Choose the experimental features you want to try

This document is an excerpt from the EUR-Lex website

Document 61999TJ0059

    Samenvatting van het arrest

    Trefwoorden
    Samenvatting

    Trefwoorden

    1. Mededinging — Administratieve procedure — Beschikking van Commissie — Vaststelling van bestrafte inbreuken — Voorrang van dispositief boven motivering — [EG-Verdrag, art. 85 en 86 (thans art. 81 EG en 82 EG)]

    2. Mededinging — Mededingingsregelingen — Overeenkomsten tussen ondernemingen — Begrip — Wilsovereenstemming met betrekking tot toekomstig marktgedrag — [EG-Verdrag, art. 85, lid 1 (thans art. 81, lid 1, EG)]

    3. Mededinging — Gemeenschapsregels — Inbreuken — Opzet — Begrip — [EG-Verdrag, art. 85, lid 1 (thans art. 81, lid 1, EG)]

    4. Gemeenschapsrecht — Beginselen — Rechten van verdediging — Eerbiediging in administratieve procedures — (Verordeningen van de Raad nrs. 17, art. 14, en 4056/86, art. 18)

    5. Mededinging — Administratieve procedure — Verificatiebevoegdheden van Commissie — Grenzen — Bescherming tegen willekeurige of onredelijke ingrepen van openbaar gezag — (Verordeningen van de Raad nrs. 17, art. 14, en 4056/86, art. 18)

    6. Mededinging — Administratieve procedure — Verificatiebevoegdheden van Commissie — Omvang — Toegang tot lokalen van ondernemingen — Grenzen — Vermelding van voorwerp en doel van verificatie — Recht om zich tot gemeenschapsrechter te wenden — (Verordeningen van de Raad nrs. 17, art. 14, en 4056/86, art. 18)

    7. Mededinging — Administratieve procedure — Verificatiebevoegdheden van Commissie — Toegang tot lokalen van ondernemingen — Onderneming die in verificatiebeschikking niet wordt genoemd — Voorwaarden voor toegang — (Verordening nr. 4056/86 van de Raad, art. 18)

    8. Mededinging — Administratieve procedure — Verificatiebevoegdheden van Commissie — Vrijwillige medewerking van onderneming — Gevolgen voor mogelijkheid om onredelijk ingrijpen van openbaar gezag aan te voeren — (Verordening nr. 4056/86 van de Raad, art. 18)

    9. Handelingen van de instellingen — Motivering — Verplichting — Omvang — Beschikking tot toepassing van mededingingsregels — [EG-Verdrag, art. 190 (thans art. 253 EG)]

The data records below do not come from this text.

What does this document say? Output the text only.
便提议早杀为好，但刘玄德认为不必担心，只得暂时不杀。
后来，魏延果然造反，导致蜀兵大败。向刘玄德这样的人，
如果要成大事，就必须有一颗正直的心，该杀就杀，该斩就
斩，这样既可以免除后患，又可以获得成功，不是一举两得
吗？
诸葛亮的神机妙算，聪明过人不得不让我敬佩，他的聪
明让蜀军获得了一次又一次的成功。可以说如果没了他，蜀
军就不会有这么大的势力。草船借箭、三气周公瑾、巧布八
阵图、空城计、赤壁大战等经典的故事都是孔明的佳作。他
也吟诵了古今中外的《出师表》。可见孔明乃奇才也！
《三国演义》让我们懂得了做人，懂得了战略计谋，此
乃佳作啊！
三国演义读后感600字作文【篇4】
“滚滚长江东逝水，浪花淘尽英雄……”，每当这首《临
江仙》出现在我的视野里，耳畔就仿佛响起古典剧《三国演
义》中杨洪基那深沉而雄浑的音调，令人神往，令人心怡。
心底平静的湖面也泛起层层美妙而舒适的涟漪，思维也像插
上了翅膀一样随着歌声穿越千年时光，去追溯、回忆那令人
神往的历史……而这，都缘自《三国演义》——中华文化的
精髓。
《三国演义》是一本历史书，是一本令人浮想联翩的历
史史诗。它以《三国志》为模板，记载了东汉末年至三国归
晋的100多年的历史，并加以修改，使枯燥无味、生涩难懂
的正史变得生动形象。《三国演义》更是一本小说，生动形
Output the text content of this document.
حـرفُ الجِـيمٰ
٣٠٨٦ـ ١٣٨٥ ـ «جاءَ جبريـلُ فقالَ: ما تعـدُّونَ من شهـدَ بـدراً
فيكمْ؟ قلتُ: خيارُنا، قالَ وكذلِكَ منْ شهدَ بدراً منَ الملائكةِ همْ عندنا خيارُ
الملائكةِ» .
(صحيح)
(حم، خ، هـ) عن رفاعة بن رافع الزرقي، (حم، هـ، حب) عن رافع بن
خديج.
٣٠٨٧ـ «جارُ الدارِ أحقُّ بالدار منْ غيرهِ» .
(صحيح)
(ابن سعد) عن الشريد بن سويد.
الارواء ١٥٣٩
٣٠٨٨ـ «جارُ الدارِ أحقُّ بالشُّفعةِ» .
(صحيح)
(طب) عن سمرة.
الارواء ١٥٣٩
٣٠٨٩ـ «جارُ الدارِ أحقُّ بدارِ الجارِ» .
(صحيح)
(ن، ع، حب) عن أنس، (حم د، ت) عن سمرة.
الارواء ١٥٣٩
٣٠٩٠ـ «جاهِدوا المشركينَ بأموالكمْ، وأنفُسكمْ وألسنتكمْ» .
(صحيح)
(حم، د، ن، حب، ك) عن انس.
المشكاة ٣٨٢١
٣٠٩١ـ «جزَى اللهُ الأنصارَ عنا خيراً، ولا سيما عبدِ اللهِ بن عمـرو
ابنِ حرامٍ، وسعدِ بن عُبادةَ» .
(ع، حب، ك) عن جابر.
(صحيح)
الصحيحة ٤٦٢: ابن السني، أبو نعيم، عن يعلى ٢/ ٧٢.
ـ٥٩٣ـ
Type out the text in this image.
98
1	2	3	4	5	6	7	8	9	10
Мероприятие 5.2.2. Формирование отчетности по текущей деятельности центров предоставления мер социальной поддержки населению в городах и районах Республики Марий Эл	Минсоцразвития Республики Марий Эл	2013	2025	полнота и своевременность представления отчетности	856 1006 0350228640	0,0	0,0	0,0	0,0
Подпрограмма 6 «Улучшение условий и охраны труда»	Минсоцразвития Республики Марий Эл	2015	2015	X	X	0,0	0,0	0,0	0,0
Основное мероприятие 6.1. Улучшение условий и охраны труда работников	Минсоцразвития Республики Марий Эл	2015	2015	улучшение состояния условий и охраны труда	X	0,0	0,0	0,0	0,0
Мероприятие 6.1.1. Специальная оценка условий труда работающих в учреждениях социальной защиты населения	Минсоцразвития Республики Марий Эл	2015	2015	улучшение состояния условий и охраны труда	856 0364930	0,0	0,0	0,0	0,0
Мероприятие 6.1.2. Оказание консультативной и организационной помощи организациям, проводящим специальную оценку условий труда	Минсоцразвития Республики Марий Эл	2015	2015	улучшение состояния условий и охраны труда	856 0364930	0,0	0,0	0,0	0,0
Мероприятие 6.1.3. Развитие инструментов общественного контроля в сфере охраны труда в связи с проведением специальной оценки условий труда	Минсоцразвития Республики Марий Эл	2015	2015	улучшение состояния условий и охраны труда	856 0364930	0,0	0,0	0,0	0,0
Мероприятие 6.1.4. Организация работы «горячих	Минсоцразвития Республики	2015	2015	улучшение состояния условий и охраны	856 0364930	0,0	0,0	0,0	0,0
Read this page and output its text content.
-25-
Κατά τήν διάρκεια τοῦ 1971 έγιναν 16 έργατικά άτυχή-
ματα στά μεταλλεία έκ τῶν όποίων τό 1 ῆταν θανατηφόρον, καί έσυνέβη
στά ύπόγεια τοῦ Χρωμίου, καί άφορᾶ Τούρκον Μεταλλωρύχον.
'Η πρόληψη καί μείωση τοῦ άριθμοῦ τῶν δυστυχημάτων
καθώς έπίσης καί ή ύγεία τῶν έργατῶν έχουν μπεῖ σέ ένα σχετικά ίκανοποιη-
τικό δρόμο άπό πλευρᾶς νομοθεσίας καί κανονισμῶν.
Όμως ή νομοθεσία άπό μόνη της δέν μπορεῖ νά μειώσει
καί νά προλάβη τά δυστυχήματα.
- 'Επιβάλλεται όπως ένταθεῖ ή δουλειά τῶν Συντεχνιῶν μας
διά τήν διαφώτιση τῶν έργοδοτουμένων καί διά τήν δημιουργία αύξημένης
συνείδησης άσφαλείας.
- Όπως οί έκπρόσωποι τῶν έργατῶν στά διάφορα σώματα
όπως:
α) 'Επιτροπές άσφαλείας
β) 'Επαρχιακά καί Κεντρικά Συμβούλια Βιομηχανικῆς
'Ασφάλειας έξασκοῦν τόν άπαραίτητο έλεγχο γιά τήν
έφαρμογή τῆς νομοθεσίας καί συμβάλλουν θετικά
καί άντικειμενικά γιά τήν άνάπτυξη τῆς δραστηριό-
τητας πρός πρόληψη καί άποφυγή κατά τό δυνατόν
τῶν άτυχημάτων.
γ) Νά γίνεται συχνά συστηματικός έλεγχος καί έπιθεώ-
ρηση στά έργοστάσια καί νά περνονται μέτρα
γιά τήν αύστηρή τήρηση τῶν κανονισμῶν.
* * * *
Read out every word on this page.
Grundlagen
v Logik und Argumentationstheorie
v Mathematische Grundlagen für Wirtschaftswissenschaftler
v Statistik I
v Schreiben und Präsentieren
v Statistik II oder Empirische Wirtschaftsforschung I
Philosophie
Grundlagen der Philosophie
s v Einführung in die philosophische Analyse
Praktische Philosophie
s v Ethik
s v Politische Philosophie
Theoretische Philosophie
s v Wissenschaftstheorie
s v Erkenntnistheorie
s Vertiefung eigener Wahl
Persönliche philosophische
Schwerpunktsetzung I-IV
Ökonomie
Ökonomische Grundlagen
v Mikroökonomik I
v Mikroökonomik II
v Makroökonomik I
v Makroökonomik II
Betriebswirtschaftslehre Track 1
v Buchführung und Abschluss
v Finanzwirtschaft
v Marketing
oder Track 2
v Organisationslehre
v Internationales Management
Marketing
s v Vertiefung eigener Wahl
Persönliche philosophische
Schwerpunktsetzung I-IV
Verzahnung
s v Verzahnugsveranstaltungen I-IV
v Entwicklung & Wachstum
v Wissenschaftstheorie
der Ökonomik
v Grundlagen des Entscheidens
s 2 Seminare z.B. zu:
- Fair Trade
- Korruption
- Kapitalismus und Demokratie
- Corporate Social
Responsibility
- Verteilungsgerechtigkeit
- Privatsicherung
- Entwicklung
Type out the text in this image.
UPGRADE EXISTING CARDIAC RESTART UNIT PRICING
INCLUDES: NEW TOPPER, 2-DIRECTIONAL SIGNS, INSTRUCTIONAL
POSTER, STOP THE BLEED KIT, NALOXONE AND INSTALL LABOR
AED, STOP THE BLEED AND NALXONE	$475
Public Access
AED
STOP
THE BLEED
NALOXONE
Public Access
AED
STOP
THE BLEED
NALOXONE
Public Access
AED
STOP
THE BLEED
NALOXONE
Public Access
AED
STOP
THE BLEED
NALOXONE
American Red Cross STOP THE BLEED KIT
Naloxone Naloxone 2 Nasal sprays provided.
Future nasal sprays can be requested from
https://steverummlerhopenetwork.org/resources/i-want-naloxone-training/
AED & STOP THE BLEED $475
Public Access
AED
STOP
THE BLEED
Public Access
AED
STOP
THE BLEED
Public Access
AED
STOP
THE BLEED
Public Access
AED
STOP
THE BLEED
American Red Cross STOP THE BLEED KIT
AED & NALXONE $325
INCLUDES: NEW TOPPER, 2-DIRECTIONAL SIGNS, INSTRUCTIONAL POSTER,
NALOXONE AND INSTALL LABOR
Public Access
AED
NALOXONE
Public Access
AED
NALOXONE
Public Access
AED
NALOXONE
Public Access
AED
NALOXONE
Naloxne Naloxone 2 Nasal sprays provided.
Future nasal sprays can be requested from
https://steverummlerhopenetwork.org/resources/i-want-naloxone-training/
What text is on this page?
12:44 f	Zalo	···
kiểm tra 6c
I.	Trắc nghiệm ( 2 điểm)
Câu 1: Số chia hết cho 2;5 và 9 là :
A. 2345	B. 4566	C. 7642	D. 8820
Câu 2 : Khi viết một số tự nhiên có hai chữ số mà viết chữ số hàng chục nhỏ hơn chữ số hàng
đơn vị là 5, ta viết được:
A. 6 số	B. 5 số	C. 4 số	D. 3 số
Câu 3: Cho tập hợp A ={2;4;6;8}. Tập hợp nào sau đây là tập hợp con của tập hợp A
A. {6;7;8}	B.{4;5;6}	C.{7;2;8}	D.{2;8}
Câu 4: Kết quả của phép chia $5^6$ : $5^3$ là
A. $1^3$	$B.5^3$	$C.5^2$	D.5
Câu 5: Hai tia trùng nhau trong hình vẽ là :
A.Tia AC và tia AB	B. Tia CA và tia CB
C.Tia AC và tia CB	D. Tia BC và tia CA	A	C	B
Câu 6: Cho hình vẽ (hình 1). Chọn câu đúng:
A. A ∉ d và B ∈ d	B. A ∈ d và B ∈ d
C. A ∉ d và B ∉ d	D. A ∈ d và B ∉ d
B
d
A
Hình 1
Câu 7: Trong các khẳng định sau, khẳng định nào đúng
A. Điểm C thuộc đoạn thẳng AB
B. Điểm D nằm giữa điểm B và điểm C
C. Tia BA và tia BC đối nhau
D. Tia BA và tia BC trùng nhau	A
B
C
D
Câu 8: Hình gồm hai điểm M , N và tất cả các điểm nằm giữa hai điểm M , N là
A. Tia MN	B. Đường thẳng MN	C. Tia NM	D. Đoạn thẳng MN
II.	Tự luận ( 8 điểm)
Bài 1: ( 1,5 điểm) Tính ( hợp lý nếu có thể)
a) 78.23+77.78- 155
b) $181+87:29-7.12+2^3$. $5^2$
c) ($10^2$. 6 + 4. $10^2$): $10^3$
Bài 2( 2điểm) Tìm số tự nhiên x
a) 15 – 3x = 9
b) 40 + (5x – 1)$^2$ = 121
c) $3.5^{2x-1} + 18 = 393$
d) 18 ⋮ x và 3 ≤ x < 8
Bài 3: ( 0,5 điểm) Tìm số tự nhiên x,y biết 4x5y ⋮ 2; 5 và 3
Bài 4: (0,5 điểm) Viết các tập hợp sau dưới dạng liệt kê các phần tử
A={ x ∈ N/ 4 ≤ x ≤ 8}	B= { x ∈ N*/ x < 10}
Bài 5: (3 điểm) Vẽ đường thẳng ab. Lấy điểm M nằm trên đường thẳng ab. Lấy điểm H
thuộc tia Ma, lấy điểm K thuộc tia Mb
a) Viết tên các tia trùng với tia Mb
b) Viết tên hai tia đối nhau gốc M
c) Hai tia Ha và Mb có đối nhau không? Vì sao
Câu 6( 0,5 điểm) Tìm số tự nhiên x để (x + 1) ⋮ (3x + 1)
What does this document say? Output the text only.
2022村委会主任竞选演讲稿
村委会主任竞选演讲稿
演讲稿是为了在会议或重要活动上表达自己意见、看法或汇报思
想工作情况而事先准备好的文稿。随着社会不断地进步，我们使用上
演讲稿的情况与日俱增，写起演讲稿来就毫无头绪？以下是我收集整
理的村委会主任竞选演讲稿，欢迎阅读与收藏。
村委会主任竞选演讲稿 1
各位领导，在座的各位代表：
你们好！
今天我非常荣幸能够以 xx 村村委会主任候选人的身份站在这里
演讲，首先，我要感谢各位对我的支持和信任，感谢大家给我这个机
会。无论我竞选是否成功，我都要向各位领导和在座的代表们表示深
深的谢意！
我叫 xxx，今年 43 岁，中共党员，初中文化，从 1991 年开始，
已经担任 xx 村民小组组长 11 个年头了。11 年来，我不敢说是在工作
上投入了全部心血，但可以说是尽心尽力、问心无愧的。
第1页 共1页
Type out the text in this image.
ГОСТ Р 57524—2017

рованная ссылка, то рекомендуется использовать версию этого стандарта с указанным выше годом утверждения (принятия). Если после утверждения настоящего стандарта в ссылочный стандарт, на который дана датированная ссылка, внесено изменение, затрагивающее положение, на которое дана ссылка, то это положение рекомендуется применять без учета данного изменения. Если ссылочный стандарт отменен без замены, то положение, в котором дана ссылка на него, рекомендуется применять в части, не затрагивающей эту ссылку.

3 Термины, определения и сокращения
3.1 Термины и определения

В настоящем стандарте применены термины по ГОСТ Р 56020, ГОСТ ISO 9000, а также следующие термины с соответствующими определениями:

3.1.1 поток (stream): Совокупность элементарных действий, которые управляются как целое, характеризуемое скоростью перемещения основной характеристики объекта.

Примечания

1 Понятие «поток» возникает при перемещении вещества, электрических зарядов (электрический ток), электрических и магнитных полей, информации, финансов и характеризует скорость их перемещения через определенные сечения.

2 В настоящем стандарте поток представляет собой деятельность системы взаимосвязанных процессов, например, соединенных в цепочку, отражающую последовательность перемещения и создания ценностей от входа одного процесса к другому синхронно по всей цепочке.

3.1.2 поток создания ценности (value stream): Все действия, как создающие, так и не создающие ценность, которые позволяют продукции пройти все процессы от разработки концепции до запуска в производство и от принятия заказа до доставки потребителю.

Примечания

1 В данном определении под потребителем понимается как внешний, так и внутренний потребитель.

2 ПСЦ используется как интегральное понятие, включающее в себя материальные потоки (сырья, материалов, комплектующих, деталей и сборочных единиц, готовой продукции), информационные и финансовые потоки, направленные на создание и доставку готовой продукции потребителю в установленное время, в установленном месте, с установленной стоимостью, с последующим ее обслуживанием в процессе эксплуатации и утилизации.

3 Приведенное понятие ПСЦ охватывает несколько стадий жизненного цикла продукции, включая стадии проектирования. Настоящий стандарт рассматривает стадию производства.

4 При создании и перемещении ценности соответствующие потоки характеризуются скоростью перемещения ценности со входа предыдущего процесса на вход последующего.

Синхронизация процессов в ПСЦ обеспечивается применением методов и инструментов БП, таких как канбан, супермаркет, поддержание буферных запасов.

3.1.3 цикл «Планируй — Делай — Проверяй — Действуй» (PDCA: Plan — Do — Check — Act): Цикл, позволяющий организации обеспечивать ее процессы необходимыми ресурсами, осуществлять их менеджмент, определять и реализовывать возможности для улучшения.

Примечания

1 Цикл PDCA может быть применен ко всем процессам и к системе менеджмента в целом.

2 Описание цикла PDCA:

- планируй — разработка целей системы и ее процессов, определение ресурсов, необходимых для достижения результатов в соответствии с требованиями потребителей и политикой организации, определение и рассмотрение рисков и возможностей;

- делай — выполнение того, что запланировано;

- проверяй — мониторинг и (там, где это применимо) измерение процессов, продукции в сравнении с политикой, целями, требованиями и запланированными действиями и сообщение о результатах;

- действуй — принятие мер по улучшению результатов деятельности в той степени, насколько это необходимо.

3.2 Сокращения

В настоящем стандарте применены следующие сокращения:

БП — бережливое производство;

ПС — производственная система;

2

    10. Mededinging — Mededingingsregelingen — Verbod — Mededingingsregelingen die effect blijven hebben na formele beëindiging ervan — Toepassing van artikel 85 van Verdrag (thans artikel 81 EG) — [EG-Verdrag, art. 85 (thans art. 81 EG)]

    11. Mededinging — Geldboeten — Bedrag — Bepaling — Criteria — Zwaarte van inbreuken — Toepassing in kader van door meerdere ondernemingen gepleegde inbreuk — (Verordening nr. 17 van de Raad, art. 15)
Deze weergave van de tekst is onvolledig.